"Be Still" Exhibition: Interview with Loribelle Spirovski
The TAX Collection + Guy Hepner present ‘Be Still’, a solo exhibition by Loribelle Spirovski. Opening March 22nd, ‘Be Still’ is a collection of Spirovski’s’ latest body of work exploring how the concept of ‘space’ interacts with an occupant and the conversation that exists between a figure and the space around them.
Tell us a little bit about your background. What was your upbringing like and how do you feel it has shaped your work?
I grew up in Manila with my Filipino mother, while my dad, who is of Serbian/Macedonian ethnicity, lived and worked in Australia. Due to visa restrictions, I didn't meet him until I was 7 years old, but I felt his presence very strongly throughout my childhood. He would send me care packages which included the first picture book I had ever read; it was one of those personalized books, so the protagonist was named after me. I think this was a hugely defining moment for me, because I began to associate myself with pictures, as well as forging a lifelong love of books. As well as this, my dad's brother happens to be a painter also, and for my 5th birthday he sent over a drawing of me and it was my most treasured possession. I was always a very introverted kid, so I spent most of my time drawing, creating play-doh sculptures and reading.
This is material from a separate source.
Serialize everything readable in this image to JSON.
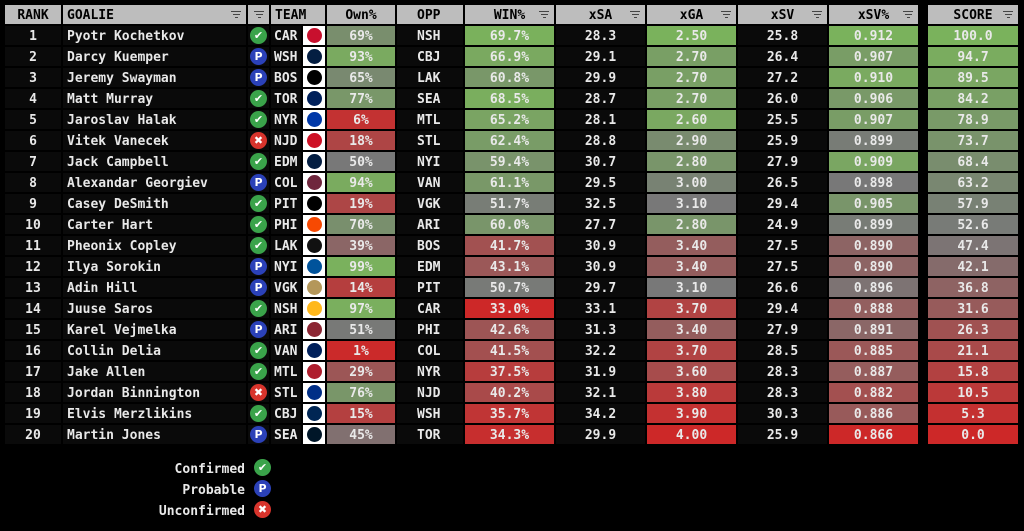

How do you feel your art has evolved over the past few years?
Evolution is probably the defining trajectory in my artistic practice over the past few years. I began in late 2012/early 2013 after graduating from university, having trained as an art educator rather than an artist. This degree fostered in me a love of art history (which is probably evident in my work). However, the technique wasn't a focus of the degree, so is essentially a self-taught painter, my practice started off with finding me feet as well as my voice, through paint. I was initially drawn to realism/photorealism because it was demonstrative of skill, and taught me a great deal about observation and color mixing. My work is tied very closely with events in my life, and in 2014-15 I created a successful series called 'Memento Mori' during an emotionally fraught period - this was the beginning of my departure from realism. In 2016, I created the last of the 'Memento Mori' series with a portrait of my (now) husband Simon Tedeschi, who is an acclaimed Australian pianist - however, after successive rejections from portrait prizes that I attempted to enter with this painting, I decided to take a step back and reevaluate my practice. I made the decision to depart from photorealism (which I didn't much enjoy due to its labor intensive nature) and the 'crutch' of the grid method or projector, which aids photorealists in getting the most accurate reproduction of a photograph. Since then, my practice has been about honing in on a fleeting and ever-changing aesthetic quality, and on trying to use paint in a way that embraces, rather than hides its raw state.
Being married to a musician has significantly affected my practice - Simon is my perennial muse and I've since done countless paintings and drawings of him. He has become a conduit through which I can take risks, and as such, my portraits of him are indirect self-portraits.
What do you hope viewers of your recent exhibition with The TAX Collection and Guy Hepner experience?
I want viewers to feel the ghost of my movements on the canvas - as their eye traces each line, stroke, dash and splatter, I want them to sense the physicality of my presence in every mark made. The faces are panted from memory and imagination, so I want the viewer to see themselves and to read their stories in the symbols. I was so affected by the extent to which the paintings resonated with attendees of the opening night, and having heard their very personal and varied interpretations and reactions, I feel that it's been a successful series indeed.
What would you say this exhibition about?
This exhibition is about so many things, but mostly I see it as an introductory letter to the city of New York. Having created this body of work specifically for this exhibition, I really let myself be as free and intuitive as possible in the creation of the works, and as such, it embodies so much about me, my past, my present, and where I want to be in the future. It's a dynamic collection that exposes so much of my emotional state of mind, my artistic influences and themes that I find myself constantly drawn to. I could talk about how I'm drawn to spaces, to myths and to ways of exploring trauma and anxiety through symbolism, but ultimately, I want my paintings to have an ineffable quality because if I could express it perfectly in words, there would be no need to paint.